Brussels plan to end roaming charges – is this a plan to demolish Europe’s mobile industry?

Brussels plan to end roaming charges – is this a plan to demolish Europe’s mobile industry?

EU Commissioner Neelie Kroes has told European lawmakers in a speech in Brussels on 30th May that they should end all mobile roaming costs to consumers. Is this just another incremental shaving of mobile operators profits or is it demolishing a critical brick in the mobile industry structure that brings the entire European mobile industry crashing down?

Reducing roaming charges has been one of the few genuinely popular measures coming out of the European Commission. The very high charges that existed a decade ago were not only hugely unpopular with all consumers across the EU but also hard to justify in a world where competition regulators like to see all tariffs strictly related to costs. So it is easy to see why the Commission would like to come back for another bite from this politically sweet cherry.

But to eliminate all charges for EU roaming? This could have quite unforeseen consequences.

One unintended consequence is that mobile operators simple stop accepting roamers from other EU countries. Instead visitors are forced to buy a pay as you go SIM card from their hotel destination…with prices suitably marked up. That would almost be full circle from the days before GSM roaming when hotels were making the big profits from visitors making telephone calls.

If mobile operators were forced to accept roamers from other EU countries at no charge how does the competition model work? If I am a UK consumer and all the UK mobile operators offer me tariffs around 20 Euro’s a month and a Luxembourg mobile operator offers me a tariff of 2 Euros a month – and UK mobile operators are forced to accept my calls without any roaming charges…why would I not immediately sign with that Luxembourg mobile operator? If the proposal is taken at its face value that Luxembourg operator will suddenly find that they have 300m customers – not bad for a country with a population of only half a million! It then leaves all the other mobile operators in Europe expected to find billions of pounds of new investment to beef-up the capacity of Europe’s mobile Internet but starved of any customers.
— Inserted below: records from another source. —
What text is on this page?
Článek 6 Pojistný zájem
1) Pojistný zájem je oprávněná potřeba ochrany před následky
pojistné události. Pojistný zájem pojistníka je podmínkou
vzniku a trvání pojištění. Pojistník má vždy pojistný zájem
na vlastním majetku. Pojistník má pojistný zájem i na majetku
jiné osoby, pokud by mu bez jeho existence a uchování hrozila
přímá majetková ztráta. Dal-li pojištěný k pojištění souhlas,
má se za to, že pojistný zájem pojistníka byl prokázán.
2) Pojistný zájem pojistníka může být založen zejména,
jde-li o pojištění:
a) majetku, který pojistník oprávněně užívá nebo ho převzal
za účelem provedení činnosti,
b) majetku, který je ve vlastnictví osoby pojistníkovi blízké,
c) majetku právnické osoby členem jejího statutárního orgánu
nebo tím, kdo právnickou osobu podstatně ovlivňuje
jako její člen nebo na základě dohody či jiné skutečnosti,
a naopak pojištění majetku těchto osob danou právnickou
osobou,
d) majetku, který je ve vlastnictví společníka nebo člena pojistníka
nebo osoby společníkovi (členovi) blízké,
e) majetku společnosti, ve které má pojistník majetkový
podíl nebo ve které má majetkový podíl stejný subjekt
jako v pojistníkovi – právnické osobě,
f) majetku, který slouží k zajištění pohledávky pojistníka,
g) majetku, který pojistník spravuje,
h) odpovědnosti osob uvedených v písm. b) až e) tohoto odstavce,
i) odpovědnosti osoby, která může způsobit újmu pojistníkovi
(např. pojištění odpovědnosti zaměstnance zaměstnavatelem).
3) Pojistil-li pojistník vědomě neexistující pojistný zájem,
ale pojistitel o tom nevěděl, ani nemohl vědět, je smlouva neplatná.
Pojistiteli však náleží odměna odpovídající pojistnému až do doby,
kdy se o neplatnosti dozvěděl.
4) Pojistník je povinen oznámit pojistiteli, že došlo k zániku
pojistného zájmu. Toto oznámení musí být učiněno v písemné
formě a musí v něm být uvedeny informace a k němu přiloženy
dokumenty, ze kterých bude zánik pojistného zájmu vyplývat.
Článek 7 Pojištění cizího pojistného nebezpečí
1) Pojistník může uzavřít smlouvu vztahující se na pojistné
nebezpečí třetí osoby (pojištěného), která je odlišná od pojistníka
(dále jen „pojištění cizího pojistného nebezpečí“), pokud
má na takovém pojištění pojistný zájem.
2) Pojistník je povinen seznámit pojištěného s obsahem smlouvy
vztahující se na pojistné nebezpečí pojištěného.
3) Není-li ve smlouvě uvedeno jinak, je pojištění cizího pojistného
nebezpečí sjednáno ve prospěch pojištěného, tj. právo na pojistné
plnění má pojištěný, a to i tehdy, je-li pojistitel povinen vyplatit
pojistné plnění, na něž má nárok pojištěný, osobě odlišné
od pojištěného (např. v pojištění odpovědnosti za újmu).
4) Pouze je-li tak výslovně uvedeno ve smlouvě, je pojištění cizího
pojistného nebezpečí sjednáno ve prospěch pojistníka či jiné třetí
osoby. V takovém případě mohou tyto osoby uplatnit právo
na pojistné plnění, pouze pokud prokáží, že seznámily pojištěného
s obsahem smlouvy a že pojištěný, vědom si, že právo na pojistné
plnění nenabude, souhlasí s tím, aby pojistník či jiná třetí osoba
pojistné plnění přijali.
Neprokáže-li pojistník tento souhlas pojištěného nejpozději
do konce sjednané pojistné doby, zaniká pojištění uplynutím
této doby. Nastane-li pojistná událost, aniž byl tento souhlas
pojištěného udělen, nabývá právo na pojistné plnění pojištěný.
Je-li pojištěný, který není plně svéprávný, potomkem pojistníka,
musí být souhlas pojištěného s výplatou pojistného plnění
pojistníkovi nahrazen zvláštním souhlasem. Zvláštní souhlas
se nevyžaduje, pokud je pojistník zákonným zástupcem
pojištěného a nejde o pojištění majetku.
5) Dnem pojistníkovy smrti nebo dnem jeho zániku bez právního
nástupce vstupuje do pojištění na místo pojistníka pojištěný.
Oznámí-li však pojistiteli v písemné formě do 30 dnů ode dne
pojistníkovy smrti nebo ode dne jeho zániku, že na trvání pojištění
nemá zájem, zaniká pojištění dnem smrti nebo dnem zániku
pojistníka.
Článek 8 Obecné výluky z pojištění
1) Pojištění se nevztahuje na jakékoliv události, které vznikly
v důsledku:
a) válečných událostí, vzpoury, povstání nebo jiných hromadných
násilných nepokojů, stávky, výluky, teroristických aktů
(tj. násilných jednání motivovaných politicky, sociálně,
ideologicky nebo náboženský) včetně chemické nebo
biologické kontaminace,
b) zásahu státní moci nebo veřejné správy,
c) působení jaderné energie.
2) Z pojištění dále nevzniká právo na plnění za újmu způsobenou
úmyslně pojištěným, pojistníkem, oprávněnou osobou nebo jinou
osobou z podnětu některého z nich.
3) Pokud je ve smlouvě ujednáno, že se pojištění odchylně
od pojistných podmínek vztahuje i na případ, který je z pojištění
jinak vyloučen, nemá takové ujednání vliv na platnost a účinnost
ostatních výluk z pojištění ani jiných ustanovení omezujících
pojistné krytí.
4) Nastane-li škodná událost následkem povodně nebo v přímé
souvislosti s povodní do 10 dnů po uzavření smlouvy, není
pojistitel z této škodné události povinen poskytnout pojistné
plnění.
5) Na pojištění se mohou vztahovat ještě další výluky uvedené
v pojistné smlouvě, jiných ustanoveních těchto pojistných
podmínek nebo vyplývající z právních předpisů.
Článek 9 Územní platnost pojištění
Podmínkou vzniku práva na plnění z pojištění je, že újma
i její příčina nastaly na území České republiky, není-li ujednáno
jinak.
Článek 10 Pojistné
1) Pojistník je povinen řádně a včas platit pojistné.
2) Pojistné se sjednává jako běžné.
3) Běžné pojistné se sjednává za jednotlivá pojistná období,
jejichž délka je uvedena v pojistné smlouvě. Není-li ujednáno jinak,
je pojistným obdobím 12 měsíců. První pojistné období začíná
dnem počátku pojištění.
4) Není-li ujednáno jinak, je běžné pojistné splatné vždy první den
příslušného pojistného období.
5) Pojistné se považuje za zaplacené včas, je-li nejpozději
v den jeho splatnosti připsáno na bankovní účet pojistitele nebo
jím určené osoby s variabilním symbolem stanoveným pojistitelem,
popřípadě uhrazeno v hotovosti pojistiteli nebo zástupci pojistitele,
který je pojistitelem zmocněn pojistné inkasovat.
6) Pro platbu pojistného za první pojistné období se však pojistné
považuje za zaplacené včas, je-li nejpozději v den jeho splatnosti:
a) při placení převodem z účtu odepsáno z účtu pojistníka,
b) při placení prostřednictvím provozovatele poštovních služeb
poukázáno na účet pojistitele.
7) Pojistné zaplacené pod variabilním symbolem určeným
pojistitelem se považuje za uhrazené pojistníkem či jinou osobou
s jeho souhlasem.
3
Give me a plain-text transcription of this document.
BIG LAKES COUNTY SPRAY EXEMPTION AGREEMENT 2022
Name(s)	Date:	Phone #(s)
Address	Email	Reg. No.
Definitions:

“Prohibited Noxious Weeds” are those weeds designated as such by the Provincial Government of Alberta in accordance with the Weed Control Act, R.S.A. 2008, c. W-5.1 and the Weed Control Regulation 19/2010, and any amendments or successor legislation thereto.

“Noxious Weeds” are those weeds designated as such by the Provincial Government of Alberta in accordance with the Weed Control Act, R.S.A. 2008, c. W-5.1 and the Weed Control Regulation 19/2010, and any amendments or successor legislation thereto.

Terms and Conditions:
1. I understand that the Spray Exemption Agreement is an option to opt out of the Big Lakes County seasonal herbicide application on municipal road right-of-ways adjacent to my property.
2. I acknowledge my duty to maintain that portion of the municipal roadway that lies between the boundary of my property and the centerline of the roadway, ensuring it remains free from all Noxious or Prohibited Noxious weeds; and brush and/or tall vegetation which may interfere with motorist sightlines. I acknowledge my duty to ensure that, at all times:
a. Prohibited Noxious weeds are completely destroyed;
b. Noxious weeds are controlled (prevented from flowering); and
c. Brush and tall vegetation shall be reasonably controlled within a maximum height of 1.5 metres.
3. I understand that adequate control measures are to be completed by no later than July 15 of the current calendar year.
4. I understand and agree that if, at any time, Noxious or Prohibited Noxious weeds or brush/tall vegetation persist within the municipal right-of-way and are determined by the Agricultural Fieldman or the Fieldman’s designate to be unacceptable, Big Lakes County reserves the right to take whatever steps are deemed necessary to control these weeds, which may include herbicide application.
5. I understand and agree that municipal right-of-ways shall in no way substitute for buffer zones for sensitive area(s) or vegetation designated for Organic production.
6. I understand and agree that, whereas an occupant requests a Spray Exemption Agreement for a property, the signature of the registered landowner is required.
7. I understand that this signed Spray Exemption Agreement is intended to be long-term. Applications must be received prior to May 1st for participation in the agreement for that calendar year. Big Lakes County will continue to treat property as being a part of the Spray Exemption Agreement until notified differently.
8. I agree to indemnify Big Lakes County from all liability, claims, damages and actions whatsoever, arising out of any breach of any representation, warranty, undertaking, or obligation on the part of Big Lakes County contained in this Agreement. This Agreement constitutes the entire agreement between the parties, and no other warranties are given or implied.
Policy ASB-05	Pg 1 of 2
It is surely a recipe to demolish Europe’s mobile industry?

This negative arbitrage impact does not just begin at zero roaming charges but at any level low enough to bring “national charges plus roaming charges” in one member state to less than the national charges in another member state. These differentials in the level of mobile charges between member states can arise for very good reasons, for example the impositions by national governments of coverage obligations (not something of concern to a tiny country like Luxembourg), higher back-haul charges by state monopoly fixed telecoms operators, different energy costs etc.

One overwhelming conclusion emerges from this simple example – to entirely eliminate roaming charges requires Europe to recast its mobile competition model. Two such viable competition models come to mind:

The first model is to drive the European mobile industry to consolidate across boarders to say three huge mobile enterprises – each must have coverage across the entirely of the EU. This could be via take-overs, mergers or legally binding alliances. Each large EU wide mobile enterprise is then legally required offer non-geographically discriminatory tariffs across the EU. This model eliminates all roaming charges as it eliminates the need for any customer to attach to a competitor network in another Member State. Any new radio spectrum has to be auctioned by the EU Commission across the entire EU (and not each separate member state doing its own thing). National regulators are out of the mobile business…saving significant costs. Competition between these three huge EU wide mobile enterprises drives better services and lower prices for consumers and drives innovation. It takes Europe’s mobile industry to roughly where the US mobile industry is currently heading. In this way Europe’s mobile industry is better able to match the innovation and competitiveness of the US mobile industry (look at how much better US has done with 4G).

The second model travels more in a de-centralising direction. It requires the EU to mandate that roaming charges (national and EU) to be implemented only at the wholesale level between the mobile operators and not between mobile operators and consumers. These wholesale roaming charges are then simply netted out amongst the mobile operators and the balance goes to the mobile operator attracting the most traffic. It is a pro-investment model. Consumers enjoy zero roaming charges across the entirely of the EU.  Implementing national and EU roaming delivers a considerably superior mobile infrastructure – giving a boost to the European digital economy and digital social space.

I have identified two viable new competition models that would each be a considerable advance for Europe over the status quo

Now it is often the case that to build something better first requires the demolition of the status quo. But if the demolition bit is all that happens then Europe finishes with a mobile waste land. So concurrent with the phasing out of all roaming charges across the EU has to be the birth of a new competition model. In this regard Nellie Kroes speech could be a very positive watershed. A review of Europe’s mobile competition model is long overdue.

So my challenge to Commissioner Kroes…what is the new competition model? It is a vital question as only doing half the job looks like a really bad idea.